"""Shared utilities for baseline comparisons.

Thin wrappers over existing Autocomp infra so baseline scripts stay small.
"""
from __future__ import annotations

import json
import pathlib
import time
from typing import Iterable

from autocomp.agents.llm_agent import extract
from autocomp.backend.jaxbench.jaxbench_eval import JaxBenchEvalBackend
from autocomp.common import LLMClient, logger
from autocomp.search.prob import Prob
from autocomp.search.search import load_initial_code


def load_baseline_code(prob_id: str, prob_type: str = "jaxbench-baseline") -> tuple[Prob, str]:
    """Return (Prob, source code of the starting implementation).

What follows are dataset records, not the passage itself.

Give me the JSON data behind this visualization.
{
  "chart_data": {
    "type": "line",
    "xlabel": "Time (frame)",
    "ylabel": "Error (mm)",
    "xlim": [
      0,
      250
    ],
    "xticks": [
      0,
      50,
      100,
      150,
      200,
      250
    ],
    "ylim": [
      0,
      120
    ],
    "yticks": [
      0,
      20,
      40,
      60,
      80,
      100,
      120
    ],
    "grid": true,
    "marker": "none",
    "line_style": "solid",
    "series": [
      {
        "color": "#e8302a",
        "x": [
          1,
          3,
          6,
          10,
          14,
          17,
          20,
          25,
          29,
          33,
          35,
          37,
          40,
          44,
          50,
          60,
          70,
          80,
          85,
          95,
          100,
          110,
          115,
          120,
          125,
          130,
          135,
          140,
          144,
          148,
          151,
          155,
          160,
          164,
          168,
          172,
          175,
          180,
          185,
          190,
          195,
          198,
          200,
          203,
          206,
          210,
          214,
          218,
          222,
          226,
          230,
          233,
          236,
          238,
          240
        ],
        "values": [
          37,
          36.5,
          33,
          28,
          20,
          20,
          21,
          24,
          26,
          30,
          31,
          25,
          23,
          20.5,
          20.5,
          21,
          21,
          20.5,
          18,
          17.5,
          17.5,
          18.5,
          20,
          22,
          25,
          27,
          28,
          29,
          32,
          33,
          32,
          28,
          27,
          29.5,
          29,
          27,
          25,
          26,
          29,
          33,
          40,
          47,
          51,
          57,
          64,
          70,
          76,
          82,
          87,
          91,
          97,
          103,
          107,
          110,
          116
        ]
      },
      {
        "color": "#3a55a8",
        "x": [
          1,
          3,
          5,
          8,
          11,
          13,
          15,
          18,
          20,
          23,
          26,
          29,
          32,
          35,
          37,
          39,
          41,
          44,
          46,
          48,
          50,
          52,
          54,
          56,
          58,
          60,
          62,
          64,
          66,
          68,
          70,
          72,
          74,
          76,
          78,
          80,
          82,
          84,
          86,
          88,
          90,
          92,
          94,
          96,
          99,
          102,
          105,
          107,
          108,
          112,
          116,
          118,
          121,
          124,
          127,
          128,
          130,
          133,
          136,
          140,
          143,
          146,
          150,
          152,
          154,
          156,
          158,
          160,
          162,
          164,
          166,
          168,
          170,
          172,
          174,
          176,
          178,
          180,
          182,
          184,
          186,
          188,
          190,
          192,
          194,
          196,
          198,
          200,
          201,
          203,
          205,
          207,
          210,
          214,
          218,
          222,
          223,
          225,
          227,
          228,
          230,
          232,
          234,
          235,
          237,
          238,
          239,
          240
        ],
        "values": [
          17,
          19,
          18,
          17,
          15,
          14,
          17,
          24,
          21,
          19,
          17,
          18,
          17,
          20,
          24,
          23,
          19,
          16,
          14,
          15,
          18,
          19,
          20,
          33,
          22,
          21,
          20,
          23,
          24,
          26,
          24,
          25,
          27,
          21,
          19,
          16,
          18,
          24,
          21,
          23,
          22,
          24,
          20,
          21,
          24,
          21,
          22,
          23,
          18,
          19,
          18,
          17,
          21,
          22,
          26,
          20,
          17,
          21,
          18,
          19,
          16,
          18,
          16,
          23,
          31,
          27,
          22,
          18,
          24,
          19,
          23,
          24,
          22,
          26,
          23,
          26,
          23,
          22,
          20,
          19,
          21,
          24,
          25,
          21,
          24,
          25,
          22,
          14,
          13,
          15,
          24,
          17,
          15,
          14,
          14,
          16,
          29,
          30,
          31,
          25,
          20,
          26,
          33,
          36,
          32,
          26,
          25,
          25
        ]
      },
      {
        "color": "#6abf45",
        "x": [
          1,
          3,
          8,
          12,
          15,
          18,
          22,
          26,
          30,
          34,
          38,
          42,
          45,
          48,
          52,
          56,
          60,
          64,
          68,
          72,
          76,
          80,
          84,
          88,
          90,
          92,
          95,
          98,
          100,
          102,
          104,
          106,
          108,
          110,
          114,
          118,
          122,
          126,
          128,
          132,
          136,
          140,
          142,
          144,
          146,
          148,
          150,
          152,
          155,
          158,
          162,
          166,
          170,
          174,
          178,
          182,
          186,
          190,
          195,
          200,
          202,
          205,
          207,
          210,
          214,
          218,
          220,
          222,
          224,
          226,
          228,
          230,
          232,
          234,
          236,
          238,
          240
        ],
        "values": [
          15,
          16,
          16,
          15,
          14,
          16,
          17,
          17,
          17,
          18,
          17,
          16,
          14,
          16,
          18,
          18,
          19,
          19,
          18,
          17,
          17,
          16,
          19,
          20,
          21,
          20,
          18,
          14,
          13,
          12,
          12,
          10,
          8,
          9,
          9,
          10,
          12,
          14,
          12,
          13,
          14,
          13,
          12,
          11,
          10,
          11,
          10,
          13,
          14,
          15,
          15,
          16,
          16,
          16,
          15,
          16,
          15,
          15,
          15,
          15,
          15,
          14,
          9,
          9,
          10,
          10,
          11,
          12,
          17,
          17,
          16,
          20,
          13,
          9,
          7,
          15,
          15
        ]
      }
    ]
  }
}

    prob_type="jaxbench-baseline" loads baseline.py (JAX/XLA).
    prob_type="jaxbench-pallas"  loads optimized.py (hand-written Pallas).
    """
    prob = Prob(prob_type, prob_id)
    code = load_initial_code("jaxbench", prob)
    return prob, code


def build_prompt(prob_id: str, baseline_code: str, prob_type: str = "jaxbench-baseline") -> str:
    """Minimal prompt for one-shot generation."""
    if prob_type == "jaxbench-pallas":
        return (
            f"You are optimizing a Pallas TPU kernel for TPU v6e using the Pallas "
            f"programming model (`jax.experimental.pallas`).\n\n"
            f"Benchmark: {prob_id}\n"
            f"Target hardware: TPU v6e (Trillium). VMEM = 128 MiB.\n\n"
            f"Below is an existing Pallas implementation. Optimize it to run faster "
            f"while producing identical outputs.\n\n"
            f"Constraints:\n"
            f"- Keep the public `workload(*inputs)` signature unchanged.\n"
            f"- Produce a complete, self-contained Python file.\n"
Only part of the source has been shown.